In common with practically the entire American movie-going audience, I don’t favor films about the Iraq war. I also have difficulty with the type of movie filmed with hand-held video cameras — the motion makes me carsick. Nevertheless, there I was last week at a showing of Severe Clear.
I blame my son, who really wanted to see it — he will be an Army officer next year. This film originates from footage taken in 2003 by 1st LT Mike Scotti, a young Marine who participates in the invasion of Iraq. He came back with over sixty hours of footage, which a professional director took charge of and edited into this film.

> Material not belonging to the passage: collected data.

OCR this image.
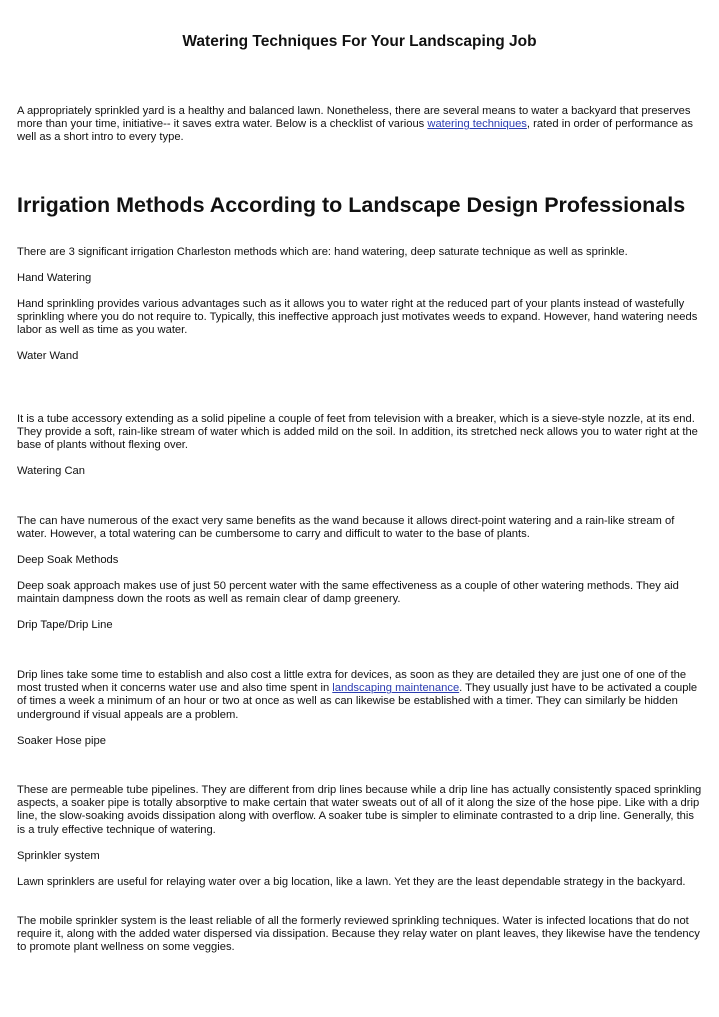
Watering Techniques For Your Landscaping Job

A appropriately sprinkled yard is a healthy and balanced lawn. Nonetheless, there are several means to water a backyard that preserves more than your time, initiative-- it saves extra water. Below is a checklist of various watering techniques, rated in order of performance as well as a short intro to every type.

Irrigation Methods According to Landscape Design Professionals

There are 3 significant irrigation Charleston methods which are: hand watering, deep saturate technique as well as sprinkle.

Hand Watering

Hand sprinkling provides various advantages such as it allows you to water right at the reduced part of your plants instead of wastefully sprinkling where you do not require to. Typically, this ineffective approach just motivates weeds to expand. However, hand watering needs labor as well as time as you water.

Water Wand

It is a tube accessory extending as a solid pipeline a couple of feet from television with a breaker, which is a sieve-style nozzle, at its end. They provide a soft, rain-like stream of water which is added mild on the soil. In addition, its stretched neck allows you to water right at the base of plants without flexing over.

Watering Can

The can have numerous of the exact very same benefits as the wand because it allows direct-point watering and a rain-like stream of water. However, a total watering can be cumbersome to carry and difficult to water to the base of plants.

Deep Soak Methods

Deep soak approach makes use of just 50 percent water with the same effectiveness as a couple of other watering methods. They aid maintain dampness down the roots as well as remain clear of damp greenery.

Drip Tape/Drip Line

Drip lines take some time to establish and also cost a little extra for devices, as soon as they are detailed they are just one of one of the most trusted when it concerns water use and also time spent in landscaping maintenance. They usually just have to be activated a couple of times a week a minimum of an hour or two at once as well as can likewise be established with a timer. They can similarly be hidden underground if visual appeals are a problem.

Soaker Hose pipe

These are permeable tube pipelines. They are different from drip lines because while a drip line has actually consistently spaced sprinkling aspects, a soaker pipe is totally absorptive to make certain that water sweats out of all of it along the size of the hose pipe. Like with a drip line, the slow-soaking avoids dissipation along with overflow. A soaker tube is simpler to eliminate contrasted to a drip line. Generally, this is a truly effective technique of watering.

Sprinkler system

Lawn sprinklers are useful for relaying water over a big location, like a lawn. Yet they are the least dependable strategy in the backyard.

The mobile sprinkler system is the least reliable of all the formerly reviewed sprinkling techniques. Water is infected locations that do not require it, along with the added water dispersed via dissipation. Because they relay water on plant leaves, they likewise have the tendency to promote plant wellness on some veggies.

What you get is a higly intense and utterly unromaticized view of modern war. All the frightfulness and the boredom and violence of combat is right in your face. The soldiers are continually profane, incredibly enduring, and scandalously young. The saddest thing, besides the lavish loss of life, is the way Scotti’s idealism and hope gradually erodes into cynicism. The only narration other than his words is various scalding clips from news reports and political speeches. Colin Powell’s “we have proof of WMDs” is here, the words that have forever scotched any future public career for him. And when Dick Cheney is heard, I had to paraphrase Mary McCarthy: Every word was a lie and proven to be a lie, including ‘and’ and ‘the.’
This film is not going to be at your local multiplex — no distributor signed on in spite of glowing reviews and good ratings. The creators are touring around the country and holding screenings. A good movie for writers, so that you can see what war is really like, and hear how real soldiers talk.